No era lo que tenía pensado para él en ese momento, pero las circunstancias aceleraron esa parte del ‘proceso’ del joven. Él, sorprendido, pero acostumbrado ya a los modos de las señoras que no permitian hesitar, obedeció sin resistirse. Diana, semisentada sobre la cama, abrió sus piernas, tomo la cabeza de Ricardo por los pelos sobre la nuca, y empujó su cara hacia su vulva: – “!Y ahora chupa! Y no hagas ruido que tengo que seguir hablando.”

– “Perdona Alina, pero estaba aquí a mi criado y tenía que darle unas instrucciones. Y si, además de ingrato era un flojo. Ni siquiera lo lamento por él. Como ya te dije, es una buena noticia para mí.”

Ricardo se sentía en el paraíso. Nunca había estado así (ni de otra forma) con una mujer. Estaba extasiado metiendo la lengua en la intimidad de su patrona ardiente. Comenzó muy despacio, hasta con miedo de que ella se enojara porque él hiciera eso aunque haya sido su orden, pero cada vez que ella le sacudía la cabeza hundiéndolo en su entrepierna, comprendía que debía ir más a fondo y más rápido.

– “Me alegra eso, querida. Aunque ya no era tu esposo, debes disponer del cuerpo como su fiadora. ¿Nos mandarás una funeraria? ¿O qué quieres hacer con él?”

– “Pues, no sé. No me importa mucho. Tú me has dicho que no todos llegan a término de la reeducación, de modo que habrás tenido otros casos. ¿No has tenido algún cuerpo que nadie reclame? ¿Qué hacen en esos casos? Dame otro minuto, por favor. Ya sabes, si no les explicas todo…”, contestó Diana. Para enseguida dirigirse de nuevo a Ricardo: – “Ahora acuéstate boca arriba, pero sigues el mismo trabajo, ¿entiendes?”

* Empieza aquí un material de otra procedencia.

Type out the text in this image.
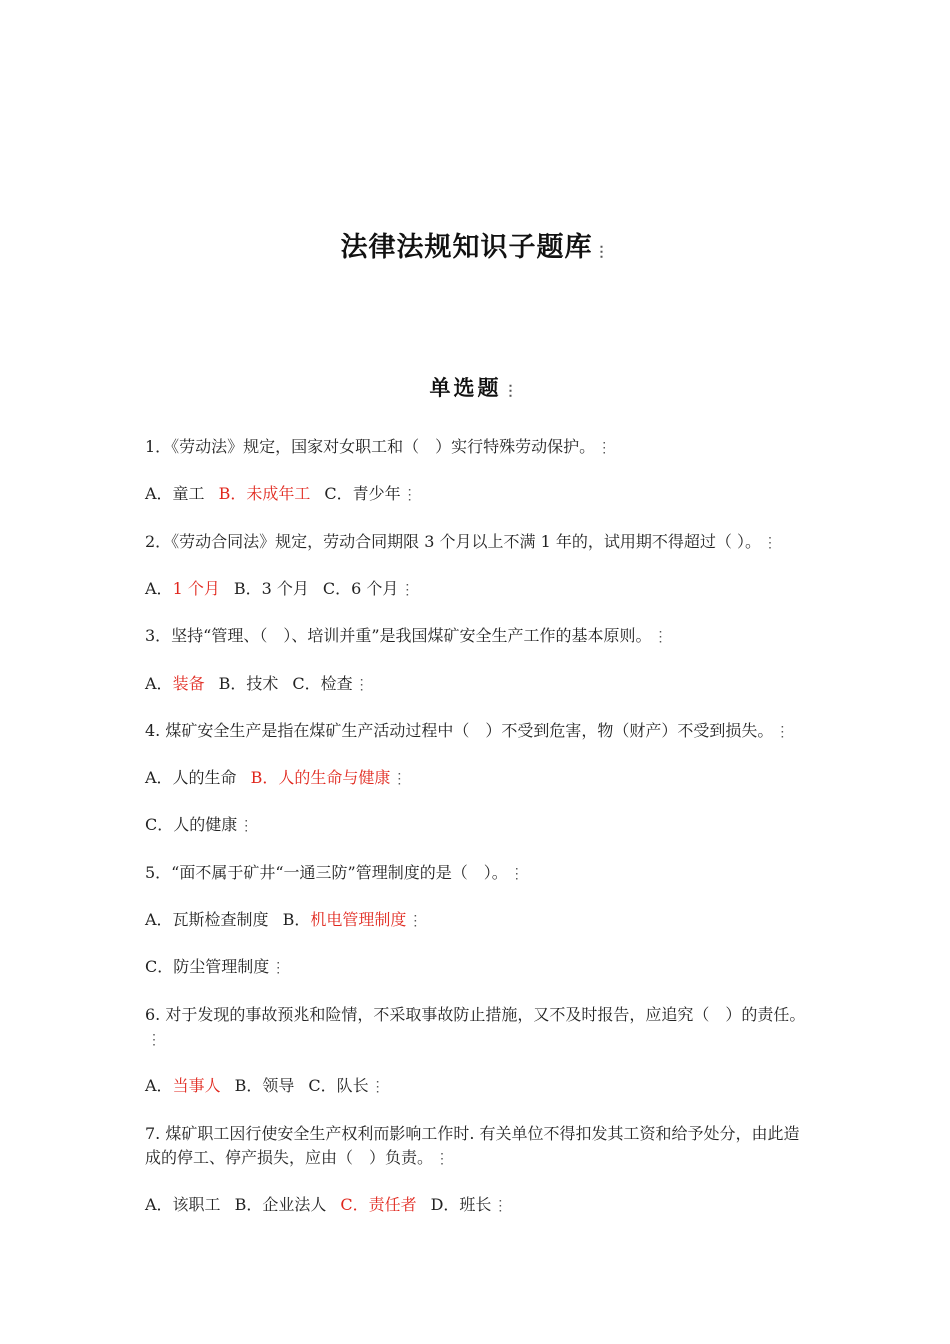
法律法规知识子题库 ⋮
单选题 ⋮
1．《劳动法》规定，国家对女职工和（　）实行特殊劳动保护。 ⋮
A．童工 B．未成年工 C．青少年 ⋮
2．《劳动合同法》规定，劳动合同期限 3 个月以上不满 1 年的，试用期不得超过（ ）。 ⋮
A．1 个月 B．3 个月 C．6 个月 ⋮
3．坚持“管理、（　）、培训并重”是我国煤矿安全生产工作的基本原则。 ⋮
A．装备 B．技术 C．检查 ⋮
4. 煤矿安全生产是指在煤矿生产活动过程中（　）不受到危害，物（财产）不受到损失。 ⋮
A．人的生命 B．人的生命与健康 ⋮
C．人的健康 ⋮
5．“面不属于矿井“一通三防”管理制度的是（　）。 ⋮
A．瓦斯检查制度 B．机电管理制度 ⋮
C．防尘管理制度 ⋮
6. 对于发现的事故预兆和险情，不采取事故防止措施，又不及时报告，应追究（　）的责任。
⋮
A．当事人 B．领导 C．队长 ⋮
7. 煤矿职工因行使安全生产权利而影响工作时. 有关单位不得扣发其工资和给予处分，由此造成的停工、停产损失，应由（　）负责。 ⋮
A．该职工 B．企业法人 C．责任者 D．班长 ⋮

– “Ssi señora Diana.”, contestó el sirviente de 19 años, con la boca ya cubierta por los fluidos de la señora.

– “Nosotras tenemos un horno crematorio en el Instituto para esos casos, al lado del pabellón médico. Lo podemos procesar y enviarte las cenizas. No te cobraríamos claro. Sabiendo lo que te has comprometido a aportar para que nuestra Fundación crezca, te ayudaremos a reducir el tamaño de tu ‘problema’ con mucho gusto, querida.”

– “Eres muy amable Alina. Mándalo al horno, pero no me envíes las cenizas. Las puedes tirar al cesto de desperdicios apenas salgan de allí. No hay nadie a quien le importe lo que quedó de él.”

– “En tal caso las podríamos utilizar en una crema de belleza que produce la fundación. Ya sabes, somos ecológicas, reciclamos todo, hasta los desperdicios. Y es muy buena, te enviaré un pack para que la pruebes.”

– “Si, ¡claro! Úsalo en lo que quieras. ¡Qué al menos sirva para algo una última vez! Pero mándame las cremas antes de usarlo de materia prima, no quiero tenerlo otra vez baboseando mi linda cara, ¡ja, ja, ja, ja, ja!”. Diana ya estaba sentada sobre la cara de su fiel sirviente, recibiendo un cunnilingus cada vez más entusiasta, apoyándose sobre el rostro del jovencito a su placer, mientras él tragaba los jugos productos de la excitación de la mujer, que estaba cada vez más húmeda. Ricardo, en cambio, comenzaba a sufrir tener el miembro atrapado en el aparato de castidad, tanto por la idea de masturbarse o incluso (equivocadamente) de poder penetrar a la señora si ella se lo pidiese, como por el hecho de que estaba excitadísimo y cada vez se le crecía más y se apretaba contra las paredes de la jaula.

– “¡No te preocupes querida! Te enviaré los que ya están hechos con la fecha de producción estampada para que estés bien tranquila. Pero si contienen restos de otros cerdos parecidos, espero que eso no te incomode.”

– “Sabiendo eso, sólo la probaré porque la recomiendas tú. Te agradezco mucho la atención, Alina.”

– “Por nada. Te mandaré también los papeles para cumplir las formalidades del caso. Cuando los tengas firmados, me avisas y mando a recogerlos. Me dió gusto hablar contigo y que tomes las cosas así. Que tengas buen día, querida.”

– “Gracias Alina. Igualmente. Quisiera involucrarme más en la fundación, pero te llamaré en otro momento. Ahora debo dar más órdenes a mi criado. Adiós.”

Diana se levanto apenas apoyándose en sus rodillas, para con los dedos de ambas manos abrir más sus labios y desplomarse luego con todo su peso sobre la cabeza de Ricardo, haciendo ir su lengua aún más profundo en su vagina. Ella se tocaba mientras el clítoris con las yemas de sus dedos, al tiempo que decía: – “!Más fuerte Ricardo!… ¡Eso!… ¡Sigue así, querido!… ¡Más rápido!… ¡Más… ahhhhhhhhhhhhhhhhhhhhh!